EL TURISMO RESIDENCIAL
El clima, una vez más, ha desempeñado
un papel determinante en el desarrollo del turismo residencial, otro de
los grandes factores de creación de riqueza -quizás el más
importante-en la provincia de Málaga. A lo largo de los años,
siguiendo casi miméticamente el mismo comportamiento de la evolución
de los mercados turísticos, el residencial, ha ido experimentando
unos desarrollos espectaculares hasta alcanzar cifras en torno a varias
decenas de miles de millones de pesetas de inversión al año
en la adquisición de viviendas por ciudadanos extranjeros que deciden
pasar largas temporadas o habitar permanentemente en la Costa del Sol,
donde la calidad de vida es muy superior a cualquier otra región
europea.
La expansión del turismo residencial
ha ido ocupando una franja del litoral que, hasta ahora, se acerca cuanto
puede a la primera línea montañosa en un espacio de ocho
o diez kilómetros tierra adentro. Si en los primeros tiempos el
desarrollo del turismo residencial, allá por los años 60,
estuvo asociado a diversos polos de expansión constituidos por las
grandes urbanizaciones levantadas por familias y grupos inversores, como
son los casos tan señalados de Guadalmina, Los Monteros, Nueva Andalucía,
Elviria, Calahonda, Miraflores, Torreblanca, Torremuelle,
Torrequebrada, Guadalmar y algunas otras en la costa oriental, como Bau
Hoffman en Torrox-Costa y Capistrano, en Nerja, desde hace unos años
el golf se ha convertido en el incentivo sobre el que surgen nuevas urbanizaciones,
pero no sólo en la franja litoral sino que se adentran a las laderas
montañosas y se ubican en municipios turísticamente emergentes,
como Benahavís, Alhaurín de la Torre, Alhaurín el
Grande, Casares, Manilva, Ojén, Rincón de la Victoria, etcétera.
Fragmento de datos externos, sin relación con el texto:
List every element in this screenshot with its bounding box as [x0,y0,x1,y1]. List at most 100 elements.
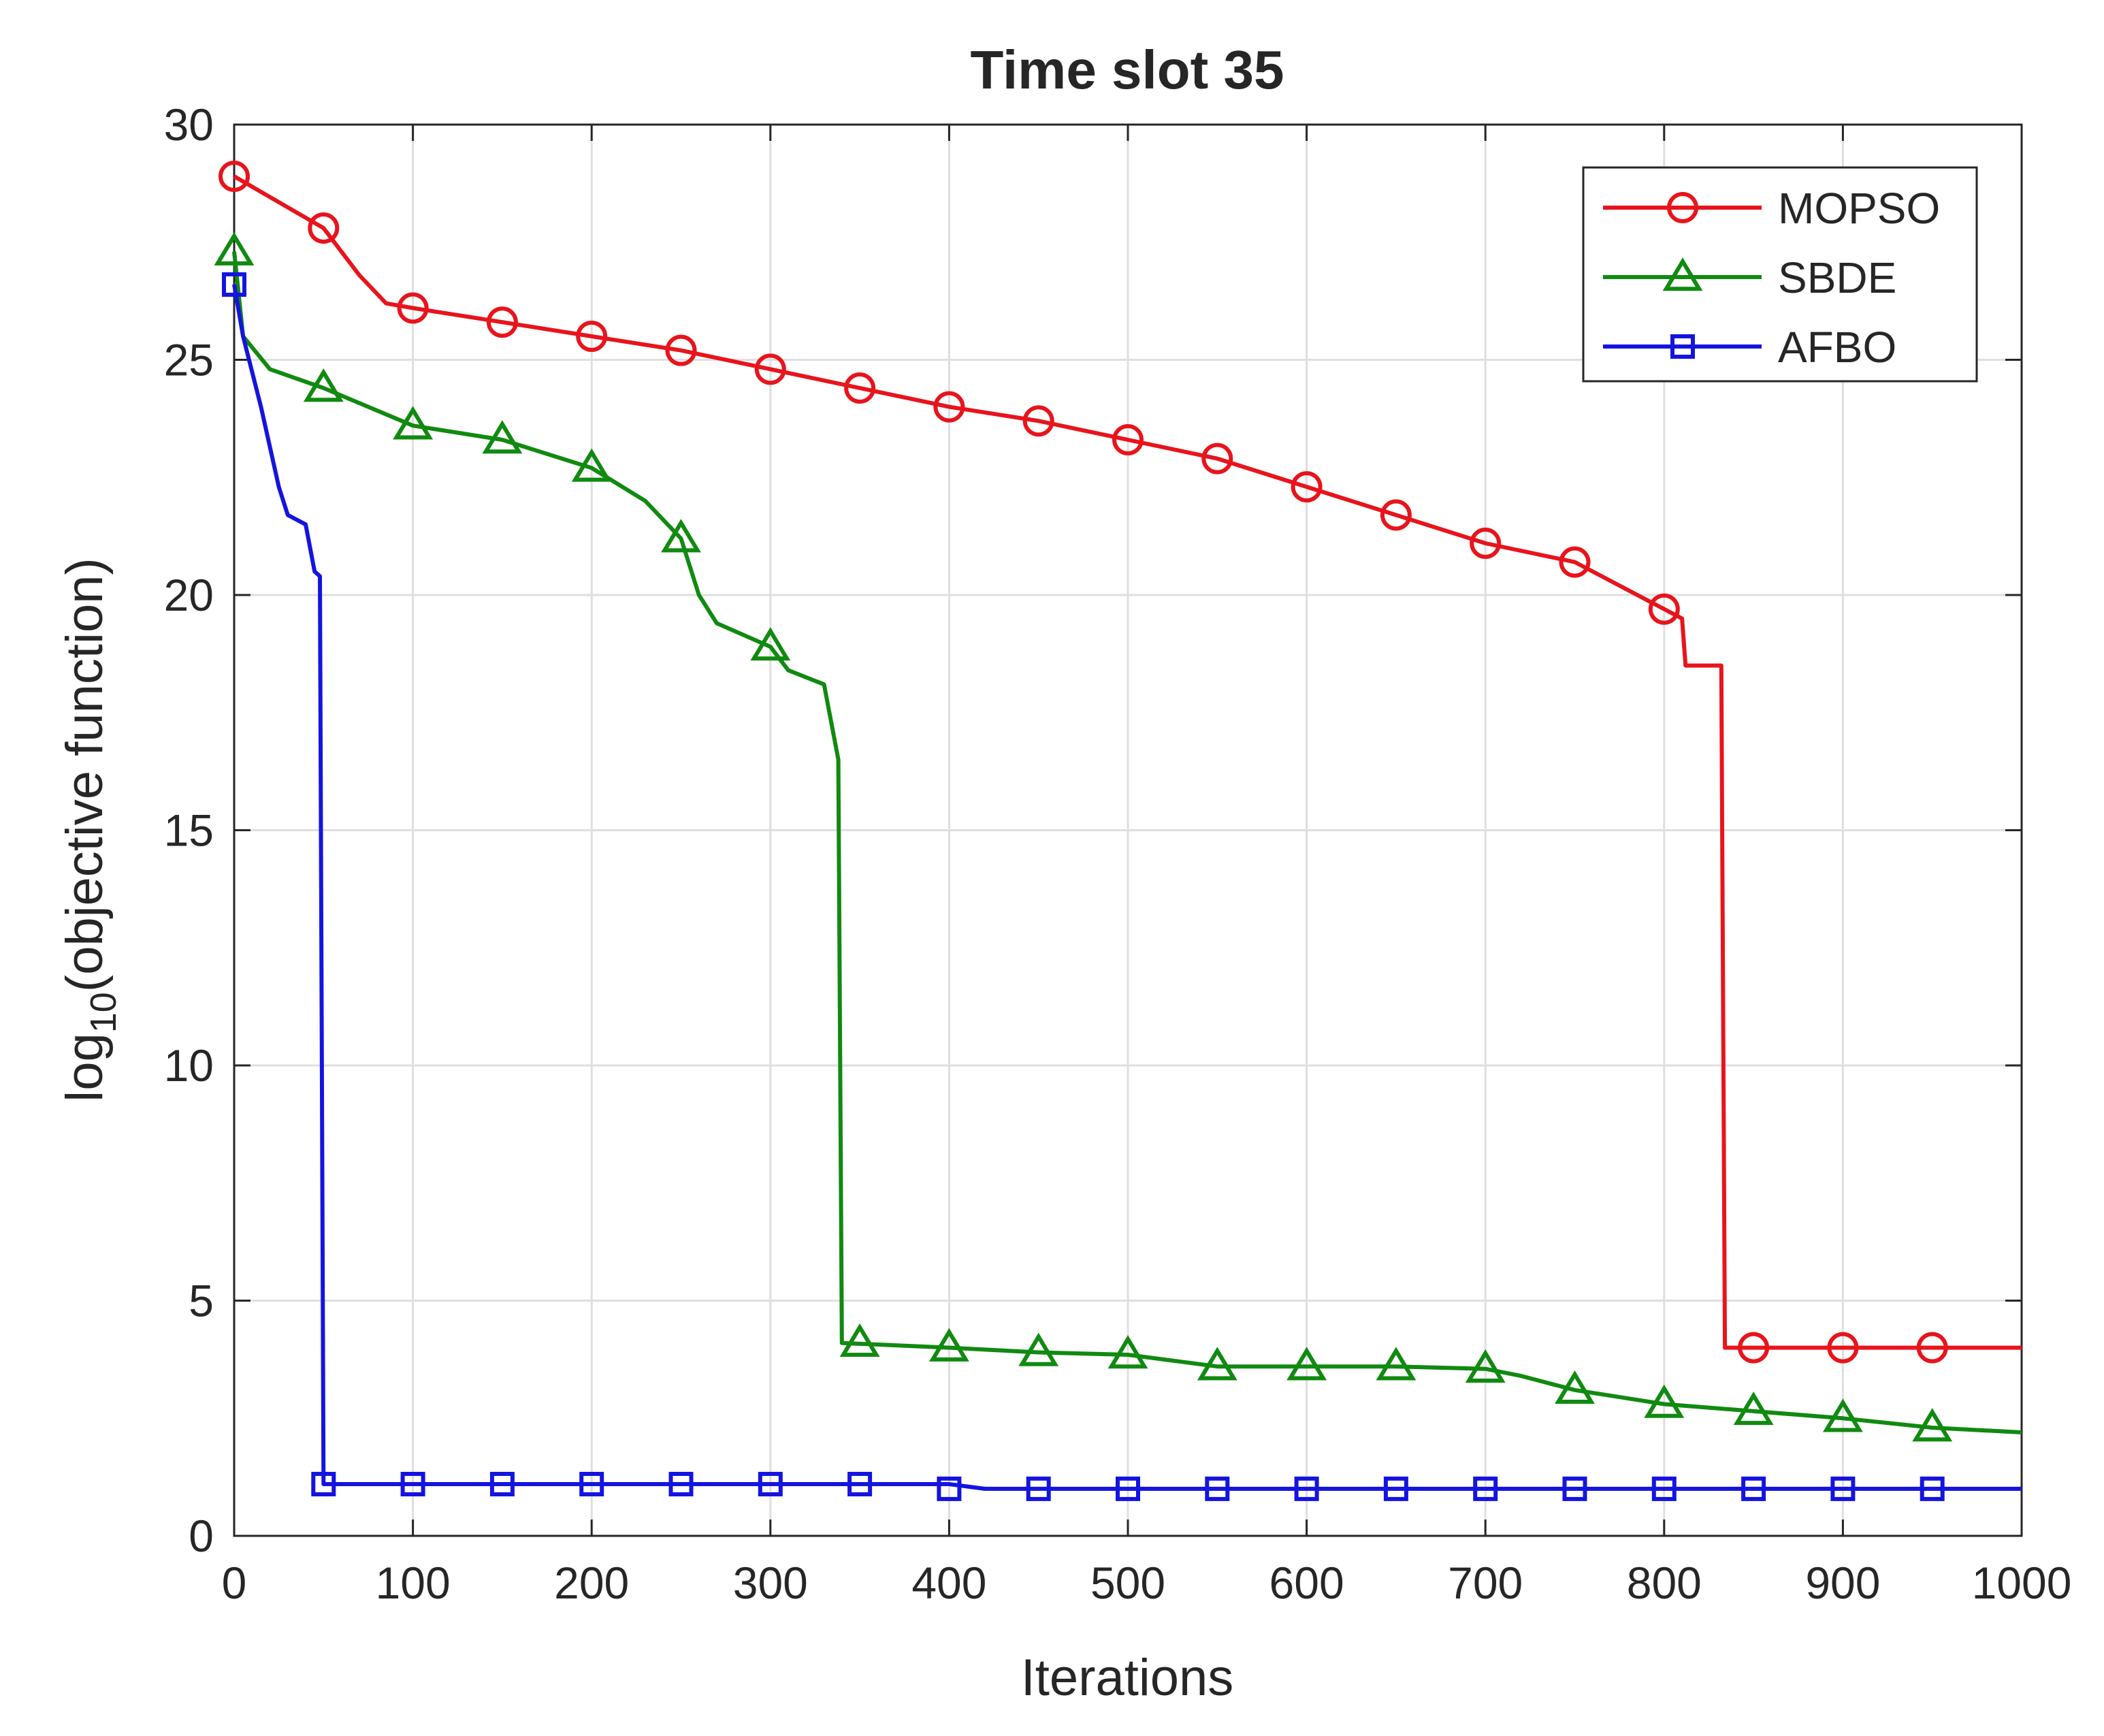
data-point-mopso [1738,1332,1770,1364]
chart-title: Time slot 35 [971,39,1284,100]
data-point-sbde [1286,1347,1327,1381]
data-point-afbo [937,1476,962,1501]
series-mopso [219,161,2022,1364]
data-point-afbo [400,1471,425,1496]
data-point-afbo [311,1471,336,1496]
data-point-mopso [1648,593,1680,625]
data-point-mopso [308,212,340,244]
series-sbde [214,231,2022,1442]
data-point-sbde [750,627,791,661]
data-point-mopso [1112,423,1144,455]
data-point-mopso [1380,499,1412,531]
data-point-mopso [754,353,786,385]
data-point-mopso [1201,443,1233,475]
y-axis-label-rest: (objective function) [56,558,114,992]
data-point-mopso [1827,1332,1859,1364]
x-tick-label: 500 [1090,1558,1165,1608]
data-point-afbo [847,1471,873,1496]
y-tick-label: 0 [189,1511,214,1561]
data-point-sbde [661,519,701,553]
data-point-mopso [219,161,250,193]
y-tick-label: 30 [164,99,214,150]
series-line-afbo [232,284,2022,1491]
legend: MOPSO SBDE AFBO [1582,166,1978,383]
data-point-afbo [1920,1476,1945,1501]
data-point-afbo [1473,1476,1498,1501]
x-tick-label: 900 [1805,1558,1880,1608]
y-tick-label: 20 [164,570,214,620]
data-point-sbde [1107,1335,1148,1369]
data-point-mopso [576,320,608,352]
data-point-afbo [1116,1476,1140,1501]
data-point-sbde [303,368,344,402]
legend-label-afbo: AFBO [1778,323,1896,372]
data-point-sbde [1822,1398,1863,1432]
data-point-afbo [1562,1476,1587,1501]
x-tick-label: 200 [554,1558,629,1608]
data-point-mopso [397,292,429,324]
series-afbo [222,272,2022,1501]
series-line-sbde [232,251,2022,1434]
data-point-sbde [1465,1349,1506,1383]
data-point-mopso [665,334,697,366]
data-point-sbde [393,406,434,440]
data-point-mopso [1559,546,1591,578]
data-point-mopso [1916,1332,1948,1364]
legend-label-mopso: MOPSO [1778,184,1940,233]
data-point-sbde [1018,1332,1059,1366]
data-point-sbde [482,420,523,454]
data-point-sbde [1644,1384,1685,1418]
legend-marker-sbde [1662,257,1703,291]
data-point-mopso [933,391,965,423]
x-tick-label: 700 [1448,1558,1523,1608]
x-tick-label: 1000 [1972,1558,2072,1608]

Cuantificar lo que supone esta oferta de alojamientos que representa también el turismo residencial es poco menos que imposible, aunque en diversos estudios se ofrecen como cifras estimativas 125.000 unidades de apartamentos, casas o villas, que a su vez proporcionan un total de 300.000 camas en toda la provincia de Málaga. La Costa del Sol occidental tendría en esta oferta una participación del 64 por ciento en el número de unidades y del 83 por ciento en el de camas, es decir, 80.000 casas, villas y apartamentos de oferta no reglada, y 250.000 camas.